DeFronzo should also have emphasized the role of Khomeini in fueling the revolution. While Khomeini often displayed his intentions to overthrow the government as a Godly affair, it was apparent that he had a political upper hand as opposed to theological advantages, which enabled him to lead the revolution. Khomeini further took advantage of Shah’s decision to exile him; in an ironic twist of events, Khomeini was capable of continuing his opposition without retaliating from Shah. Perhaps, if he stayed, he would have faced the same kind of repression inflicted upon the National Front and the Tudeh party. Besides, Khomeini heavily relied on the support of the 90,000 mosques as well as madrassas all over the country, which offered help in spreading his message.

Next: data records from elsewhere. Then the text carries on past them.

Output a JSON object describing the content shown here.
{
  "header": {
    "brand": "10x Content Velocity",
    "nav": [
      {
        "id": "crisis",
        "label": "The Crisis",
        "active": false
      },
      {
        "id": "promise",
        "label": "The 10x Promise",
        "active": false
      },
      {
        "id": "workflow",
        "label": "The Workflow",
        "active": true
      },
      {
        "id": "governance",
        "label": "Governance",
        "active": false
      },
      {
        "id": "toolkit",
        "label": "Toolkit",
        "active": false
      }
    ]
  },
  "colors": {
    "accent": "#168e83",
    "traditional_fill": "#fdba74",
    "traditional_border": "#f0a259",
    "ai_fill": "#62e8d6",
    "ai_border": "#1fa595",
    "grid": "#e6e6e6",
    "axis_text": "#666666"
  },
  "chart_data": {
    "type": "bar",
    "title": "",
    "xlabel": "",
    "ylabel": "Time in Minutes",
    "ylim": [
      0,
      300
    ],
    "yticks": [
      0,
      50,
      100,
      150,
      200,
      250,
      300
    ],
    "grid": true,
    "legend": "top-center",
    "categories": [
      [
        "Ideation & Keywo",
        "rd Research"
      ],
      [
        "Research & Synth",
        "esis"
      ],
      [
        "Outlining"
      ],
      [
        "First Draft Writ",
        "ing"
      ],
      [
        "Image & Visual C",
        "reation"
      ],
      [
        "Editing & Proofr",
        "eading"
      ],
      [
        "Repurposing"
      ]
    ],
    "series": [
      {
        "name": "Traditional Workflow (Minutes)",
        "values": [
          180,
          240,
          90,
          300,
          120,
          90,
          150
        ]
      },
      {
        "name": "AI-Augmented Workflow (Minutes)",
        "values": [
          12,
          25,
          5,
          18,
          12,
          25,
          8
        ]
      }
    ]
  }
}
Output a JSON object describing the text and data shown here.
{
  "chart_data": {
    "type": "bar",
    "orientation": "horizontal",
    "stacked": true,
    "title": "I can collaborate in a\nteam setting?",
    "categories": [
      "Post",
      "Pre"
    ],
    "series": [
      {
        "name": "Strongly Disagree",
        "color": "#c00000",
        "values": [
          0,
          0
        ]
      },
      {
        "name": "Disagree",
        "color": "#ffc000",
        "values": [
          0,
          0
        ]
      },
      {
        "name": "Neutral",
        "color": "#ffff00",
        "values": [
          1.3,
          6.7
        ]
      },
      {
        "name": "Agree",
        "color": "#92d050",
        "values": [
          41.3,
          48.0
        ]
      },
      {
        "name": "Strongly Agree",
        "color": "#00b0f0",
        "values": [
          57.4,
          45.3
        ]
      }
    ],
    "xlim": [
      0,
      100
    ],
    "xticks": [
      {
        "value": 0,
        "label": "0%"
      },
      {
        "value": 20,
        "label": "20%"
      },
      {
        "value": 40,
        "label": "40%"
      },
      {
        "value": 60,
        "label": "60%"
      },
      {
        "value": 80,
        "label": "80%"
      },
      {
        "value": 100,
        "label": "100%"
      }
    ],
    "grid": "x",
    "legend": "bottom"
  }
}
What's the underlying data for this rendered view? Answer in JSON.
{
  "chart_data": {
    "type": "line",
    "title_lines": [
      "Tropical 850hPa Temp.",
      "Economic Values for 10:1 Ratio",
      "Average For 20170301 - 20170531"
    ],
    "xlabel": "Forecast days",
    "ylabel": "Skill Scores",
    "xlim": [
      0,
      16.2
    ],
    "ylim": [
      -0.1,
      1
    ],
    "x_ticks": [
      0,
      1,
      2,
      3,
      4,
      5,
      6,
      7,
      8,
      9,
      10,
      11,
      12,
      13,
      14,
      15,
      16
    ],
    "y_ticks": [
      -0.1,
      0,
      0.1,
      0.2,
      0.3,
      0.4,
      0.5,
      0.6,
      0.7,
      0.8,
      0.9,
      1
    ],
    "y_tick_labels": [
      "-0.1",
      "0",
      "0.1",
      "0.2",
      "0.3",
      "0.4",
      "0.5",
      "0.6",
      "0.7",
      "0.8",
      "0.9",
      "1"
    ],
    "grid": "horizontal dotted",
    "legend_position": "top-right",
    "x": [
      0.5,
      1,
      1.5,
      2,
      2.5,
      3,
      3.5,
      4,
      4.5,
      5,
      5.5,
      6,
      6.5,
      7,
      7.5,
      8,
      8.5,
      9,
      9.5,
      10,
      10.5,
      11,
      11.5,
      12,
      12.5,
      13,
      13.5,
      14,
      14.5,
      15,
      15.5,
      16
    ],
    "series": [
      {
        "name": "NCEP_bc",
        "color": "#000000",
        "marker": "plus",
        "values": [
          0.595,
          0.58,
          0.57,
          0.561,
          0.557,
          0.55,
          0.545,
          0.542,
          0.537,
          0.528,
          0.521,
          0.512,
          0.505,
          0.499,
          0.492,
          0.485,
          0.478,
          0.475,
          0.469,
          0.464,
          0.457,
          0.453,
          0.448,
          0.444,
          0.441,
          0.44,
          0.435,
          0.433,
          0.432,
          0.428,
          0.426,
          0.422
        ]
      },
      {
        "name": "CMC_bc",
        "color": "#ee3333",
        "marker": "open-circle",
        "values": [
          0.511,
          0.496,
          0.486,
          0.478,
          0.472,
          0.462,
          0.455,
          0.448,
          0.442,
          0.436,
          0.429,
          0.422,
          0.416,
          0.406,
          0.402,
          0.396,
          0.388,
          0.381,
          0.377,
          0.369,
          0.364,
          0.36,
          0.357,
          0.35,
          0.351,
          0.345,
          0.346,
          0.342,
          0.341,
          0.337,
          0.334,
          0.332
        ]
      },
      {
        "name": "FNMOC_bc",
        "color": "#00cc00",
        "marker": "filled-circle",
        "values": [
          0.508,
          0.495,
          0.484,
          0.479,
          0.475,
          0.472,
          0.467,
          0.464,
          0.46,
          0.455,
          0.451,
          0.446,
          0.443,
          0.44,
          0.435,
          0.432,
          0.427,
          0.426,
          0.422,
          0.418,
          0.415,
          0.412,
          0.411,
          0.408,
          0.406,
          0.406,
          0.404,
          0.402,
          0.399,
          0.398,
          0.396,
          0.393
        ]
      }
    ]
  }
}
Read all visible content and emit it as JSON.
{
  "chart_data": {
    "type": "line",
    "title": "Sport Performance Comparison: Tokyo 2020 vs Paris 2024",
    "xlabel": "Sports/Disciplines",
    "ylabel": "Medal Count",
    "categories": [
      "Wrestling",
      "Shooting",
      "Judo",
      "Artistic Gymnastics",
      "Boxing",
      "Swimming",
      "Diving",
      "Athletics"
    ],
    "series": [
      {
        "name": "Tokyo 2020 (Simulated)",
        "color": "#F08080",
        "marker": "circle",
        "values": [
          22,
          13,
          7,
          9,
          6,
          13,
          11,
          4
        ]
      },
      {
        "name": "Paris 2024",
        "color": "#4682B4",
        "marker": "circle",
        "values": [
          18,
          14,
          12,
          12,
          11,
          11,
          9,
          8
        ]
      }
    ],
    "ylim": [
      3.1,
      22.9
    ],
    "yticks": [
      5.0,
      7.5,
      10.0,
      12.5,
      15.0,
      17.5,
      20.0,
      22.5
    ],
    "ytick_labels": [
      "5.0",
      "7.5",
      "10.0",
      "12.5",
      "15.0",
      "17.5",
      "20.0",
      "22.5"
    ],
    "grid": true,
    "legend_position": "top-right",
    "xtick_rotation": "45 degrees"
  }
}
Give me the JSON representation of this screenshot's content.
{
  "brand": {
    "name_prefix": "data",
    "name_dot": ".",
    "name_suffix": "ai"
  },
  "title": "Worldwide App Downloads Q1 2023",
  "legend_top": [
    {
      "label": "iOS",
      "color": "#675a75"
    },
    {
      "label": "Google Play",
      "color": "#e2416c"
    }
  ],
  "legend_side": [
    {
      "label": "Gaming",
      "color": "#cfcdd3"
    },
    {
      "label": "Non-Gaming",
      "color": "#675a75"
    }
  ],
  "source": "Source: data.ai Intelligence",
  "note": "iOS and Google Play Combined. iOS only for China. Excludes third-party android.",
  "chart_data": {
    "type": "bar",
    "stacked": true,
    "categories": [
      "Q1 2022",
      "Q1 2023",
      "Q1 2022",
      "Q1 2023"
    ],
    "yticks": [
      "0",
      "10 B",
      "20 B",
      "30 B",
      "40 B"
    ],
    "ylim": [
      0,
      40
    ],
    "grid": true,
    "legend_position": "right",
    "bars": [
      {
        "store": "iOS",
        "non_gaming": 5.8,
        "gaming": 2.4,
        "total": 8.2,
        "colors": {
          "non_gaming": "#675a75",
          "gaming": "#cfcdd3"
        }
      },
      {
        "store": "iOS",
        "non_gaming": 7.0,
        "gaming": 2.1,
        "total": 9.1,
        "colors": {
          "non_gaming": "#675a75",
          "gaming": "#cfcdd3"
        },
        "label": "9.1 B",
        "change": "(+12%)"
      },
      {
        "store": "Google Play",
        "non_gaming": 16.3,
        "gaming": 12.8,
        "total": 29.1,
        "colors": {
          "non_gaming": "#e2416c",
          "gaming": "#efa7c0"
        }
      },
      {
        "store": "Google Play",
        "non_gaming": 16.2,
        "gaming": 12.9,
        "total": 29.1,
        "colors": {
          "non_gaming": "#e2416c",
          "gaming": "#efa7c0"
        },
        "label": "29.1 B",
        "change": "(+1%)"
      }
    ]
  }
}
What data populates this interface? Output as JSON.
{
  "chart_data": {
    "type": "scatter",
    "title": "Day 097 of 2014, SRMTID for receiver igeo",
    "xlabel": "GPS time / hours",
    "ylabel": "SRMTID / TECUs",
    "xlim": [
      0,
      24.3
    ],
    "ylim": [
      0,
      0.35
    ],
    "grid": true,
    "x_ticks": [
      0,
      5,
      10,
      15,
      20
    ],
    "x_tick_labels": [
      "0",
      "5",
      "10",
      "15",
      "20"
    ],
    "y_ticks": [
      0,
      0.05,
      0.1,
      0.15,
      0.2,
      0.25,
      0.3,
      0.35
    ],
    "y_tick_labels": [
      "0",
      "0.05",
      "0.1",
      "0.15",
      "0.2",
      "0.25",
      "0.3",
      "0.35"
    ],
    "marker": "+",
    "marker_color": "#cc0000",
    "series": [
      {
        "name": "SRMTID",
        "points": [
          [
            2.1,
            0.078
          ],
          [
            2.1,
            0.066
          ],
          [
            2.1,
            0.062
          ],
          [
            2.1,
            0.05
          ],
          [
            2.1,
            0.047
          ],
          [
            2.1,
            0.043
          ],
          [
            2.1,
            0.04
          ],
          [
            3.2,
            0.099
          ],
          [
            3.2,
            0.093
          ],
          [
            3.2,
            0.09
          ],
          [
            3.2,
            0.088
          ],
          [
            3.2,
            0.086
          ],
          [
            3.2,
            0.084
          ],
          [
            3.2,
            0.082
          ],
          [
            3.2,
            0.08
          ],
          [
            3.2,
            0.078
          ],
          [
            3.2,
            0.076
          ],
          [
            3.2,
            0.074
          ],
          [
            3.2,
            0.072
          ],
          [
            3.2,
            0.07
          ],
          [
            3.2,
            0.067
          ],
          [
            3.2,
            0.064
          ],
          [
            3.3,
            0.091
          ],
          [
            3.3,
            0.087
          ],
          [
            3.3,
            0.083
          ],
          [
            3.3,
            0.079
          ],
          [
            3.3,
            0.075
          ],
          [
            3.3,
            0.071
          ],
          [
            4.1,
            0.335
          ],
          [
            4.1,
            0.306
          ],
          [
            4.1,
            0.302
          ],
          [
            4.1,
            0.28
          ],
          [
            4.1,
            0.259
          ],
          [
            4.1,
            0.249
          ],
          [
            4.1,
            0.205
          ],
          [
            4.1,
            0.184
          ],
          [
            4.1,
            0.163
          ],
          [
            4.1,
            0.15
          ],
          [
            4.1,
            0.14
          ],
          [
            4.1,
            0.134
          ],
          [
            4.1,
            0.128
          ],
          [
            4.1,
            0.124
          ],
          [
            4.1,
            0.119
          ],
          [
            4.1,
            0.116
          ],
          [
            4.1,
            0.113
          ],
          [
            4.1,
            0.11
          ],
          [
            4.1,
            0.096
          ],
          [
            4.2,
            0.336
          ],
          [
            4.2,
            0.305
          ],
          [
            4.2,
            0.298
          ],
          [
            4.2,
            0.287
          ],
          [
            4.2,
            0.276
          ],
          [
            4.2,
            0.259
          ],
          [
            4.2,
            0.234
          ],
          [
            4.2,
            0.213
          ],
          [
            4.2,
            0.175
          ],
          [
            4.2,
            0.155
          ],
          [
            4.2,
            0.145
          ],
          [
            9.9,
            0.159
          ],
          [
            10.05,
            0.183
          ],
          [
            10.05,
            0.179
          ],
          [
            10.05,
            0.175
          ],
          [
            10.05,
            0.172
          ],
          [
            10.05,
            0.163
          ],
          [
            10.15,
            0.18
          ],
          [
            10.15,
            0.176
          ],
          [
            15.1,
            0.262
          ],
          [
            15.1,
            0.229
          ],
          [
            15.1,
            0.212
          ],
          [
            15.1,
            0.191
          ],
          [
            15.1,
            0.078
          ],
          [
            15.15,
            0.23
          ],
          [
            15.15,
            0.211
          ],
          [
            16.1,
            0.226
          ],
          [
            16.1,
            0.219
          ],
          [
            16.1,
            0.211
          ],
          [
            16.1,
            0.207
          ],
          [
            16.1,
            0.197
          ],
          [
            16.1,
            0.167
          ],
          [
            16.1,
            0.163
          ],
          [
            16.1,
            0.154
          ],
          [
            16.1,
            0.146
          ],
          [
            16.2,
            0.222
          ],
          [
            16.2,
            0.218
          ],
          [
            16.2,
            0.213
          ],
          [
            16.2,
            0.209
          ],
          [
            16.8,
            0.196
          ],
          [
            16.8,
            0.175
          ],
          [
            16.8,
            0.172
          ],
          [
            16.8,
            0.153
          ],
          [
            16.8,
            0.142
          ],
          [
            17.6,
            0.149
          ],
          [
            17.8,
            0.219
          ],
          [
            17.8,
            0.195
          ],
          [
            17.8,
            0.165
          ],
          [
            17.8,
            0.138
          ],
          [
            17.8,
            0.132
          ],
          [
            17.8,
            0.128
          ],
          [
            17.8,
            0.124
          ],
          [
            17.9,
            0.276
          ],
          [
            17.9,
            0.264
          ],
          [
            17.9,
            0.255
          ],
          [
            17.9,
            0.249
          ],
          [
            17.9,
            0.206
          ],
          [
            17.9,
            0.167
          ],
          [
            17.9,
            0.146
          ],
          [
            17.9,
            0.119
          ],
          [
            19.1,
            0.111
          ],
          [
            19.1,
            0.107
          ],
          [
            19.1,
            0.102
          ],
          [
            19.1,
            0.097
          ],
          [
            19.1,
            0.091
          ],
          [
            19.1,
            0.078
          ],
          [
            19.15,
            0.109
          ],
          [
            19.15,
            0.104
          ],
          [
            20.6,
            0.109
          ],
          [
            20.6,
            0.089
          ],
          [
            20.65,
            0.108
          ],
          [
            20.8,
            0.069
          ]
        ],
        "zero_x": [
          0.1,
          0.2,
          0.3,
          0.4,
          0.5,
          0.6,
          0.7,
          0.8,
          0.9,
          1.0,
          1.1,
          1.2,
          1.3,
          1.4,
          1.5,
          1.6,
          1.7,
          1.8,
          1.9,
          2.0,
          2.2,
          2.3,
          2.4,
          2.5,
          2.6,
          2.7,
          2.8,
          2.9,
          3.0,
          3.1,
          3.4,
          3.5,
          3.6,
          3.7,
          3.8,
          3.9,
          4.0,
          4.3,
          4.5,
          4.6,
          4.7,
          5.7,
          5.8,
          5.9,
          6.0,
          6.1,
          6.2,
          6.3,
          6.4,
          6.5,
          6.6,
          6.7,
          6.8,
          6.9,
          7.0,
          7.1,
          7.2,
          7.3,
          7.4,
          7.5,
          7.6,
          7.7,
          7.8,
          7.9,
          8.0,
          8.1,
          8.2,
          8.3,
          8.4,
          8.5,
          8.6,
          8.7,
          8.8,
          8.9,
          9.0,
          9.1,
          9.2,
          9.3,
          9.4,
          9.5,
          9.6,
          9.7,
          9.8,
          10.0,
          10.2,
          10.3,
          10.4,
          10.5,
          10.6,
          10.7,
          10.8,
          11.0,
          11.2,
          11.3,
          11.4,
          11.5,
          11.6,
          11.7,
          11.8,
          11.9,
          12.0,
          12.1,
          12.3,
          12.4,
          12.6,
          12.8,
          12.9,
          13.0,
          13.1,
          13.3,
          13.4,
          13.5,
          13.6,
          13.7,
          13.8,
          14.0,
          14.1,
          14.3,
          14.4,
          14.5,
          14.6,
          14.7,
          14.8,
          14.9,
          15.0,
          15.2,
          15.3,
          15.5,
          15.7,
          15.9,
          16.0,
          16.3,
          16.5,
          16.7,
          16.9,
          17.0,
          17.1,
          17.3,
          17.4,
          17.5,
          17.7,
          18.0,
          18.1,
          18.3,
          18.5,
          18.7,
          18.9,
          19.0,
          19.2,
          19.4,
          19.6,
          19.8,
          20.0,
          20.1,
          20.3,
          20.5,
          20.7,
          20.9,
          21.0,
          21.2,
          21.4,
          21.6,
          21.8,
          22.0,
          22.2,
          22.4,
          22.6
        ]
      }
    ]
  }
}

This advantage was not available to any other opposition leader; Khomeini stood as the only credible opposition leader.

DeFronzo should not have undermined the role of the revolutionary opposition in Iran that existed in the form of political parties. While these parties had different ideologies, their common goal was to remove Shah from power. While most of the members of these parties were imprisoned, tortured, and even exiled, they remained determined and their mission was made possible through the support of high school graduates who did not find a place in the university, as well as college students who were unable to find employment. In 1978, these parties in collaboration with the displaced merchants from the bazaars as well as the unemployed migrants from the rural areas started organizing demonstrations against Shah. Consequently, the situation in Tehran became extremely volatile.

There is no doubt that the Iranian Revolution was one of the seminal events of the late 20th century. While three decades have passed since the Iranian coup d’etat, it would be wrong to dismiss this episode as mere history. This revolution is full of meaningful lessons for today’s leadership, especially regarding both useful and dangerous ways of addressing challenges. The Iranian revolution was a bright example of poor governance, which would help to prevent future lack of preparation for dramatic change.